3 de abril.
Bajo el alero del galpón de materiales, Nevers miraba distraídamente a los presidiarios, que aparecían y desaparecían en la niebla, con grandes sombreros de paja y blusas a rayas blancas y coloradas. Hubo un claro, y vio que a lo lejos un hombre venía caminando hacia él, y después volvió la cerrazón, y después el hombre surgió a su lado. Era Dreyfus.
—Ponga cuidado, mi teniente.
—¿Usted cree que se aprovecharán de estas nieblas?
—No. No pensaba en ellos —dijo Dreyfus, sin asombro—. Pensaba en las nieblas: las mortajas de los europeos, las llamamos, porque matan.
Se detuvo, como para que el efecto de su frase no se perdiera; luego continuó:
—Llego de la isla del Diablo; el señor gobernador me dio esta nota para usted.

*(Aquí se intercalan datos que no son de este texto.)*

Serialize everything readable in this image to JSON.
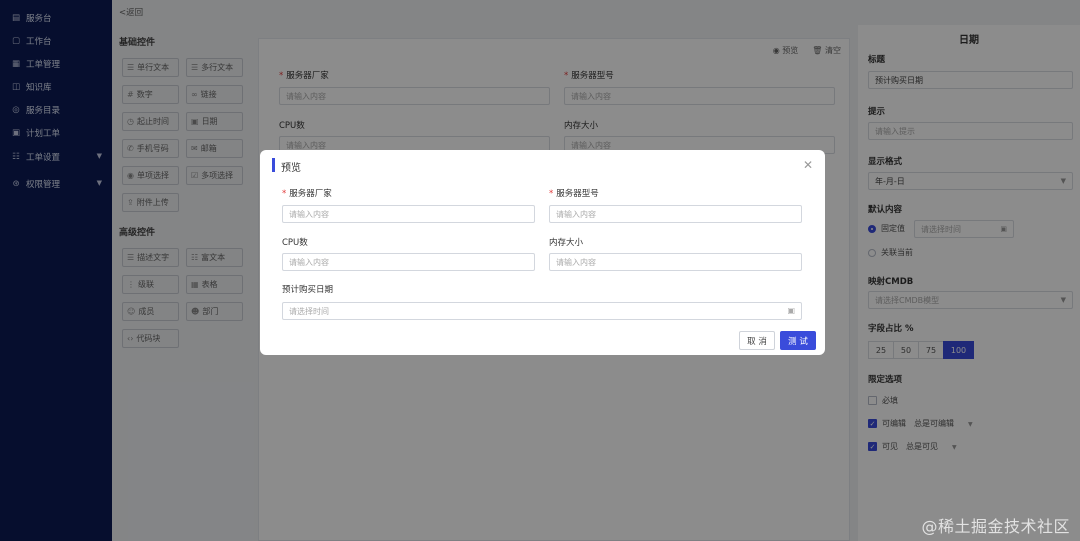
{
  "sidebar": {
    "items": [
      {
        "label": "服务台",
        "icon": "desk-icon"
      },
      {
        "label": "工作台",
        "icon": "workbench-icon"
      },
      {
        "label": "工单管理",
        "icon": "ticket-icon"
      },
      {
        "label": "知识库",
        "icon": "book-icon"
      },
      {
        "label": "服务目录",
        "icon": "catalog-icon"
      },
      {
        "label": "计划工单",
        "icon": "calendar-icon"
      },
      {
        "label": "工单设置",
        "icon": "settings-icon",
        "expandable": true
      },
      {
        "label": "权限管理",
        "icon": "shield-icon",
        "expandable": true
      }
    ]
  },
  "widgets": {
    "back_label": "返回",
    "basic_title": "基础控件",
    "basic": [
      "单行文本",
      "多行文本",
      "数字",
      "链接",
      "起止时间",
      "日期",
      "手机号码",
      "邮箱",
      "单项选择",
      "多项选择",
      "附件上传"
    ],
    "advanced_title": "高级控件",
    "advanced": [
      "描述文字",
      "富文本",
      "级联",
      "表格",
      "成员",
      "部门",
      "代码块"
    ]
  },
  "canvas": {
    "preview_label": "预览",
    "clear_label": "清空",
    "fields": [
      {
        "label": "服务器厂家",
        "required": true,
        "placeholder": "请输入内容"
      },
      {
        "label": "服务器型号",
        "required": true,
        "placeholder": "请输入内容"
      },
      {
        "label": "CPU数",
        "required": false,
        "placeholder": "请输入内容"
      },
      {
        "label": "内存大小",
        "required": false,
        "placeholder": "请输入内容"
      }
    ]
  },
  "props": {
    "title": "日期",
    "label_title": "标题",
    "title_value": "预计购买日期",
    "label_hint": "提示",
    "hint_placeholder": "请输入提示",
    "label_format": "显示格式",
    "format_value": "年-月-日",
    "label_default": "默认内容",
    "radio_fixed": "固定值",
    "fixed_placeholder": "请选择时间",
    "radio_current": "关联当前",
    "label_cmdb": "映射CMDB",
    "cmdb_placeholder": "请选择CMDB模型",
    "label_width": "字段占比 %",
    "width_options": [
      "25",
      "50",
      "75",
      "100"
    ],
    "width_selected": "100",
    "label_limits": "限定选项",
    "check_required": "必填",
    "check_editable": "可编辑",
    "editable_mode": "总是可编辑",
    "check_visible": "可见",
    "visible_mode": "总是可见"
  },
  "modal": {
    "title": "预览",
    "fields": [
      {
        "label": "服务器厂家",
        "required": true,
        "placeholder": "请输入内容"
      },
      {
        "label": "服务器型号",
        "required": true,
        "placeholder": "请输入内容"
      },
      {
        "label": "CPU数",
        "required": false,
        "placeholder": "请输入内容"
      },
      {
        "label": "内存大小",
        "required": false,
        "placeholder": "请输入内容"
      },
      {
        "label": "预计购买日期",
        "required": false,
        "placeholder": "请选择时间"
      }
    ],
    "cancel_label": "取 消",
    "ok_label": "测 试"
  },
  "watermark": "@稀土掘金技术社区",
  "colors": {
    "sidebar": "#0b1b55",
    "accent": "#3a4cdb",
    "required": "#e23b3b"
  }
}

Le entregó un sobre. Nevers se quedo mirando a Dreyfus, con el sobre olvidado en la mano, sin resolverse a preguntarle qué novedades había en la isla. Dreyfus también lo miraba, disimuladamente. Nevers le atribuyó curiosidad por saber qué decía la nota. Esto lo incitó a no hacer preguntas, a no saciar la curiosidad de Dreyfus. Pero no podía contener su propia curiosidad. Leyó la nota. Se conformó con volverse de pronto, y sorprenderlo mirando, y confundirlo. Después dijo con indiferencia:
—Parece que iré a Cayena.
—¿A buscar vituallas?
Nevers no respondió.
—Adiviné —sentenció Dreyfus.
No le preguntó cómo había adivinado. Empezaba a sospechar que las palabras de Bernheim eran, por lo menos parcialmente, verídicas.
—¿Cómo van las pinturas del gobernador?
—Las ha concluido. Las celdas quedaron muy bien.
—¿Ha pintado las celdas?
—Sí, veteadas.
—¿Qué otra novedad hay en la isla?
—El pobre Cura tuvo un ataque de cólera. Tan luego cuando le mejoraban la vida… Lo encontraron echando espuma y con los ojos desorbitados.
—¿Morirá?
—No sé. Hoy estaba sin conocimiento, pero colorado y robusto como nunca. El gobernador y el señor De Brinon confían salvarlo. Más le valiera morir.
Nevers le preguntó por qué decía eso.
Dreyfus contó la historia del Cura:
El Cura fue segundo oficial en el Grampus, que naufragó en el Pacífico. Había diecisiete hombres a bordo. El capitán subió con cinco, en un bote; el primer oficial, con otros cinco, en otro; el Cura, con los cuatro restantes, en otro. Los botes debían mantenerse a la vista. En la tercera noche, el Cura perdió a los otros dos. Después de una semana, el capitán y el primer oficial llegaron con su gente a la costa de Chile, sedientos y casi locos. A los catorce días, un barco inglés —el Toowit— recogió al Cura: estaba en una isla de guano, entre las ruinas de un faro abandonado, solo, blandiendo un cuchillo, furiosamente acometido por las gaviotas; gaviotas blancas, feroces, continuas. En la hoja del cuchillo había sangre reseca. La analizaron: era de pájaros y de hombres. El Cura no recordaba su llegada a la isla ni los días que pasó en la isla. No había más prueba contra él que la desaparición de sus compañeros y la sangre reseca. Si el Cura los había matado —alegó Maître Casneau— los había matado en un acceso de locura. Pero un antecedente policial —la famosa batalla de 1905, entre los figurantes del Casino de Tours— y el celo de un fiscal en los albores de una promisoria carrera, lo condenaron.
—¿Qué eran los monstruos? —preguntó Nevers.
—Alucinaciones.
—¿Y las gaviotas?
—Verdaderas. De no haber ese fragmento de faro, lo comían vivo.
Nevers se fue al escritorio. Tres horas de lectura lo alejaron de toda ansiedad. Dentro de pocos días partiría a Cayena. Si era prudente, se vería libre de complicaciones en la hipotética rebelión de Castel. Xavier era el hombre indicado para reemplazarlo: lucharía, castigaría, ordenaría. Reflexionó si no olvidaba que su único propósito era salir de ese maldito episodio de las Guayanas, volvería muy pronto a Francia, a Irene.
Después recordó las noticias que le había dado Dreyfus. Si el Cura tenía un ataque de cólera, había peste en las islas. Lo comprendió en todo su horror.